Spread over an area of 1,690 hectares, which includes 896 hectares of mangroves and 794 hectares of land adjacent to a water body, the sanctuary has been named the Thane Creek Flamingo Sanctuary, and will be Maharashtra’s second marine sanctuary, after Malvan.
(Photo credit: Bachchan Kumar)
A notification for this, under section 18 of the Wildlife Protection Act, 1972, was issued by the revenue and forest department on Thursday.
Forest Minister Sudhir Mungantiwar told HT that considering the large population of flamingos that comes to this location every year, the site had to be safeguarded. “There are two objectives of declaring the northern half of Thane creek as a protected sanctuary, which had been neglected for some time – one being the protection of the habitat of migratory birds and the other to increase tourism here,” he said.
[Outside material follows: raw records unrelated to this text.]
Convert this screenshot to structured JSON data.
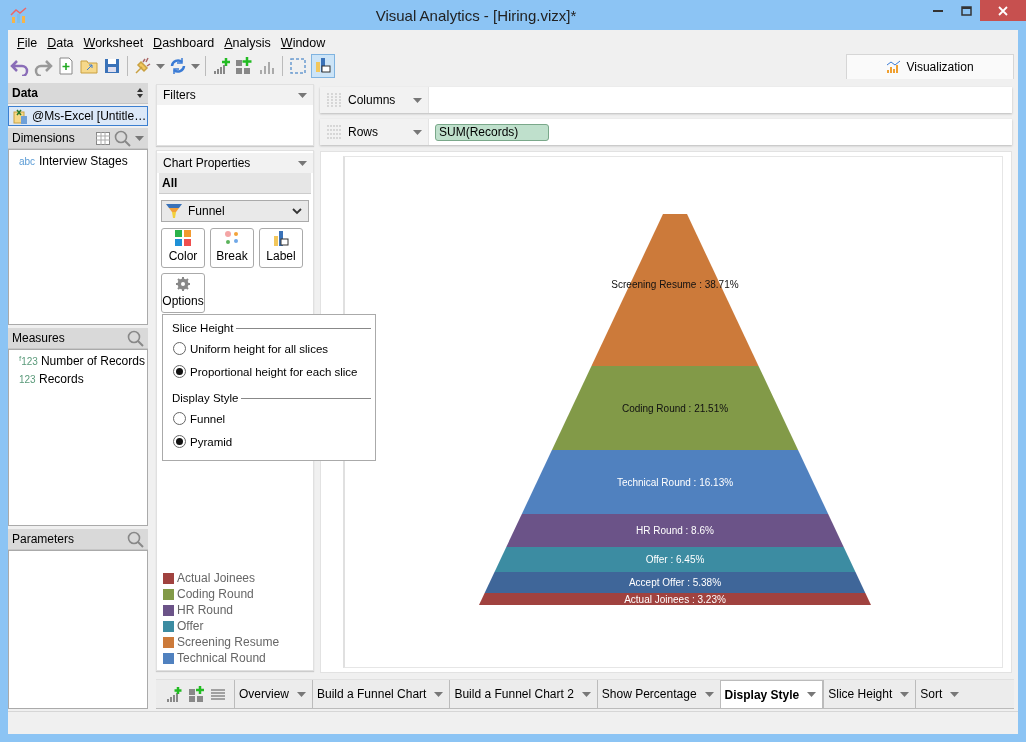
{
  "window": {
    "title": "Visual Analytics - [Hiring.vizx]*"
  },
  "menu": [
    {
      "label": "File"
    },
    {
      "label": "Data"
    },
    {
      "label": "Worksheet"
    },
    {
      "label": "Dashboard"
    },
    {
      "label": "Analysis"
    },
    {
      "label": "Window"
    }
  ],
  "visualization_tab": {
    "label": "Visualization"
  },
  "data_panel": {
    "title": "Data",
    "source": "@Ms-Excel [Untitle…",
    "dimensions": {
      "title": "Dimensions",
      "items": [
        {
          "badge": "abc",
          "label": "Interview Stages"
        }
      ]
    },
    "measures": {
      "title": "Measures",
      "items": [
        {
          "badge": "$^{f}$123",
          "label": "Number of Records"
        },
        {
          "badge": "123",
          "label": "Records"
        }
      ]
    },
    "parameters": {
      "title": "Parameters"
    }
  },
  "filters": {
    "title": "Filters"
  },
  "chart_properties": {
    "title": "Chart Properties",
    "scope": "All",
    "chart_type": "Funnel",
    "buttons": [
      {
        "kind": "color",
        "label": "Color"
      },
      {
        "kind": "break",
        "label": "Break"
      },
      {
        "kind": "label",
        "label": "Label"
      },
      {
        "kind": "options",
        "label": "Options"
      }
    ],
    "options_popup": {
      "groups": [
        {
          "title": "Slice Height",
          "options": [
            {
              "label": "Uniform height for all slices",
              "selected": false
            },
            {
              "label": "Proportional height for each slice",
              "selected": true
            }
          ]
        },
        {
          "title": "Display Style",
          "options": [
            {
              "label": "Funnel",
              "selected": false
            },
            {
              "label": "Pyramid",
              "selected": true
            }
          ]
        }
      ]
    },
    "legend": [
      {
        "label": "Actual Joinees",
        "color": "#a0423f"
      },
      {
        "label": "Coding Round",
        "color": "#829a48"
      },
      {
        "label": "HR Round",
        "color": "#6b5388"
      },
      {
        "label": "Offer",
        "color": "#3c8ca2"
      },
      {
        "label": "Screening Resume",
        "color": "#cc7a3a"
      },
      {
        "label": "Technical Round",
        "color": "#5081bf"
      }
    ]
  },
  "shelves": [
    {
      "label": "Columns"
    },
    {
      "label": "Rows",
      "pills": [
        "SUM(Records)"
      ]
    }
  ],
  "chart": {
    "slices": [
      {
        "label": "Screening Resume : 38.71%",
        "color": "#cc7a3a"
      },
      {
        "label": "Coding Round : 21.51%",
        "color": "#829a48"
      },
      {
        "label": "Technical Round : 16.13%",
        "color": "#5081bf"
      },
      {
        "label": "HR Round : 8.6%",
        "color": "#6b5388"
      },
      {
        "label": "Offer : 6.45%",
        "color": "#3c8ca2"
      },
      {
        "label": "Accept Offer : 5.38%",
        "color": "#3f6699"
      },
      {
        "label": "Actual Joinees : 3.23%",
        "color": "#a0423f"
      }
    ]
  },
  "sheet_tabs": [
    {
      "label": "Overview",
      "selected": false
    },
    {
      "label": "Build a Funnel Chart",
      "selected": false
    },
    {
      "label": "Build a Funnel Chart 2",
      "selected": false
    },
    {
      "label": "Show Percentage",
      "selected": false
    },
    {
      "label": "Display Style",
      "selected": true
    },
    {
      "label": "Slice Height",
      "selected": false
    },
    {
      "label": "Sort",
      "selected": false
    }
  ]
}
Mungantiwar said the forest department will receive a detailed report about the requirements for developing the sanctuary by the end of this month. “On the basis of the report, we will allot funds,” he said.
The Mumbai Mangrove Conservation Unit, under the state mangrove cell, will be responsible for the management of the sanctuary. The protected area will mainly include the mangrove forests and wetlands of Mulund, Vikhroli, Bhandup, Kanjurmarg and Mandale.
“Declaration of the Thane creek sanctuary, located right in the midst of a mega city, is a very significant step for the conservation of this unique natural environment with its mix of mangroves, mudflats and threatened species of birds,” said N Vasudevan, chief conservator of forest, mangrove cell. “By mid-January, we will open up the area in a regulated manner for tourism and bird watching, without disturbing the ecosystem. A coastal marine biodiversity centre will also be inaugurated in January, which will act as the gateway to this creek,” he added.
Environmentalists said the decision should have been taken much earlier. “Albeit late, this decision is welcome and will help to conserve the rich wetland biodiversity of the area. This is the first serious initiative by the state to recognise the importance of coastal wetlands,” said Stalin D, project director, Vanashakti.